Ross and his team also noted that American Heart Association and the American College of Sports Medicine advocate routine physical exercise as critical means of achieving healthier aging.

To examine the impact of exercise on insulin resistance and motor function, between 2002 and 2006, the authors focused on 117 sedentary Canadian men and women between the ages of 60 and 80, all of whom were diagnosed as obese in their abdominal region.

None of the participants had a prior history of heart disease, and none had been dieting when the study was launched. Almost all were white.

Over six-month study periods, the participants were put into one of four activity groups: those who did not exercise; those engaged in resistance exercise alone (20 minutes/three times per week); those performing aerobic exercise alone (30 minutes/five times per week); and those who did a combination of both resistance (60 minutes per week) and aerobic exercise (30 minutes/three times per week).

While tracking dietary intake throughout the study period to maintain each participant’s initial weight, the researchers assessed skeletal muscle mass and fat composition, as well as insulin resistance, at the beginning and end of the various exercise programs.

The researchers found that among the two groups engaged in aerobic exercise — either alone or in combination with resistance training — insulin resistance improved as compared with those who didn’t exercise at all.

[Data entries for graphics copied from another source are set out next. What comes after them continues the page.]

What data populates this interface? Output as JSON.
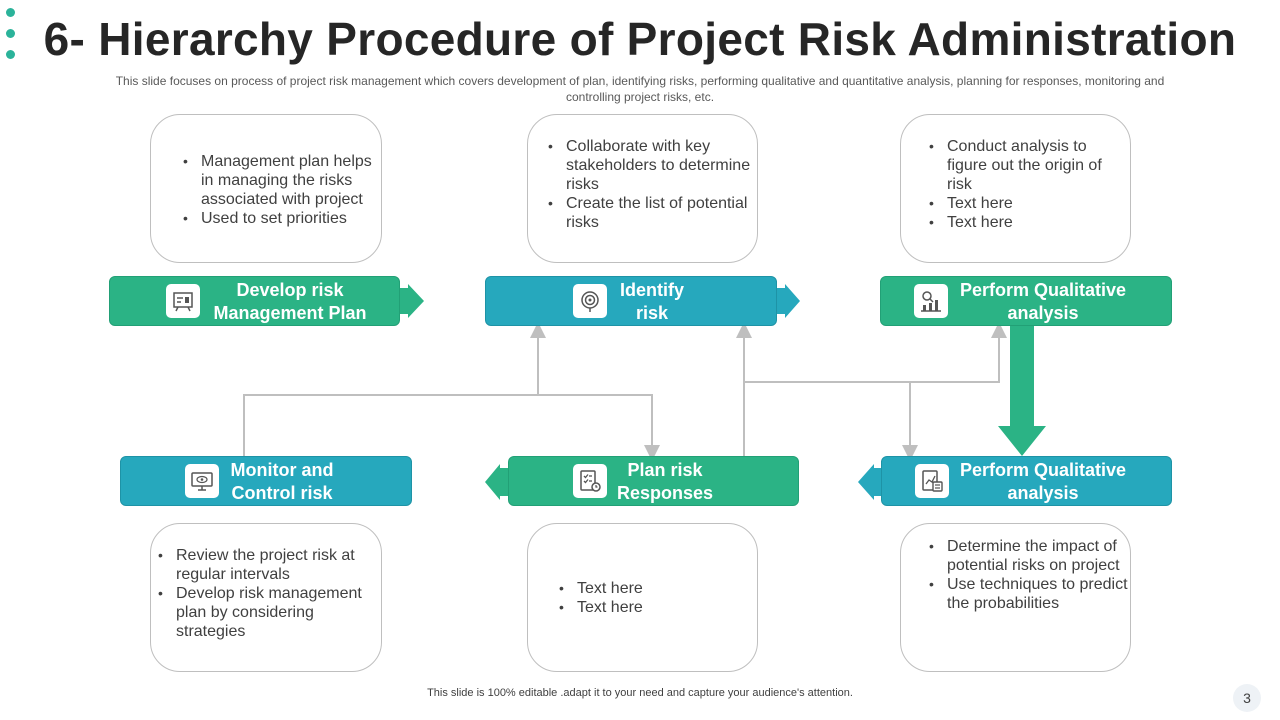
{
  "title": "6- Hierarchy Procedure of Project Risk Administration",
  "subtitle": "This slide focuses on process of project risk management which covers development of plan, identifying risks, performing qualitative and quantitative analysis, planning for responses, monitoring and controlling project risks, etc.",
  "boxes": {
    "top1": [
      "Management plan helps in managing the risks associated with project",
      "Used to set priorities"
    ],
    "top2": [
      "Collaborate with key stakeholders to determine risks",
      "Create the list of potential risks"
    ],
    "top3": [
      "Conduct analysis to figure out the origin of risk",
      "Text here",
      "Text here"
    ],
    "bottom1": [
      "Review the project risk at regular intervals",
      "Develop risk management plan by considering strategies"
    ],
    "bottom2": [
      "Text here",
      "Text here"
    ],
    "bottom3": [
      "Determine the impact of potential risks on project",
      "Use techniques to predict the probabilities"
    ]
  },
  "stages": {
    "develop": {
      "line1": "Develop risk",
      "line2": "Management Plan",
      "icon": "planning-board-icon"
    },
    "identify": {
      "line1": "Identify",
      "line2": "risk",
      "icon": "target-icon"
    },
    "qualitative": {
      "line1": "Perform Qualitative",
      "line2": "analysis",
      "icon": "analysis-chart-icon"
    },
    "monitor": {
      "line1": "Monitor and",
      "line2": "Control risk",
      "icon": "monitor-eye-icon"
    },
    "plan": {
      "line1": "Plan risk",
      "line2": "Responses",
      "icon": "checklist-clock-icon"
    },
    "quantitative": {
      "line1": "Perform Qualitative",
      "line2": "analysis",
      "icon": "calculator-report-icon"
    }
  },
  "colors": {
    "green": "#2bb385",
    "teal": "#26a8bd",
    "connector": "#bfbfbf"
  },
  "footer": "This slide is 100% editable .adapt it to your need and capture your audience's attention.",
  "page_number": "3"
}
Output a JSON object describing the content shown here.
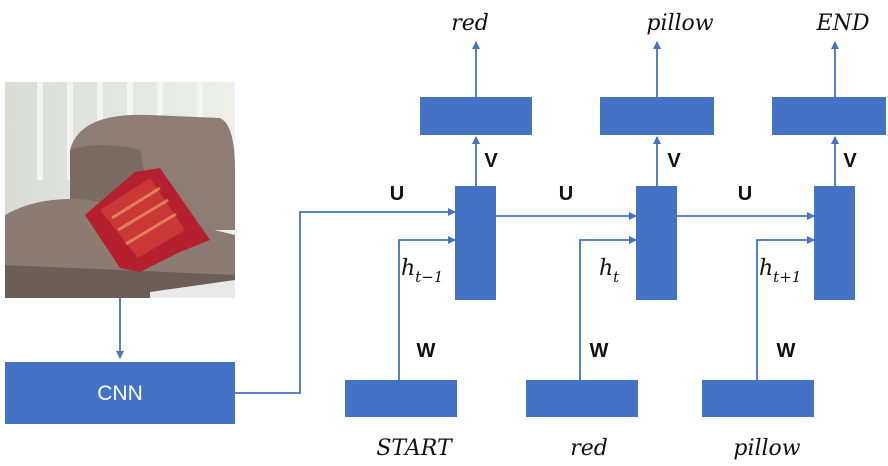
{
  "image": {
    "description": "photo of a grey sofa with a red pillow"
  },
  "cnn": {
    "label": "CNN"
  },
  "weights": {
    "u": "U",
    "v": "V",
    "w": "W"
  },
  "inputs": [
    "START",
    "red",
    "pillow"
  ],
  "outputs": [
    "red",
    "pillow",
    "END"
  ],
  "hidden": [
    {
      "base": "h",
      "sub": "t−1"
    },
    {
      "base": "h",
      "sub": "t"
    },
    {
      "base": "h",
      "sub": "t+1"
    }
  ],
  "colors": {
    "block": "#4472c4",
    "arrow": "#4472c4"
  }
}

Resistance training alone, however, did not produce any improvements.

The same dynamic held in terms of improvements in cardio-respiratory fitness, in which aerobic or combined aerobic-resistance training produced benefits, while resistance training alone did not.

However, any form of exercise, alone or in combination, appeared to significantly boost motor function among the participants — although combining aerobic with resistance exercise provided the most benefit.

The authors concluded that older men and women have the most to gain by engaging in a routine exercise program that includes both aerobic and resistance training, while maintaining a healthy diet. And they encouraged health-care providers to advocate this kind of lifestyle to their elderly patients.

“It would certainly be wrong to say that aerobic exercise alone doesn’t provide a substantial benefit,” noted Ross. “It certainly does. And if an older individual can’t get access to resistance training, aerobics alone is much better than doing nothing. It’s just that optimal results are obtained from doing both aerobics and resistance.”

Dr. Roger H. Unger, a professor of internal medicine and emeritus director of the Touchstone Center for Diabetes Research at the University of Texas Southwestern Medical Center at Dallas, indicated that the findings are strongly in line with what he would expect.

“The reason you have muscle is to move around,” he said. “Not to sit still all your life. And you don’t have to be a rocket scientist to figure this out. For two and a half million years of evolution, our species always had to use its muscles, until about a hundred years ago. Now we have inactivity 16 hours a day, because we no longer move our muscles to get to work, and no longer move our muscles when we’re at work, and when we get home, we watch television.”

“So, when we overeat and under-exert, when we don’t use our muscles over long periods of time, we obviously will ultimately suffer the consequences and go on to develop all sorts of irregularities, including insulin resistance,” added Unger. “So, anything that gets people to move is going to be beneficial.”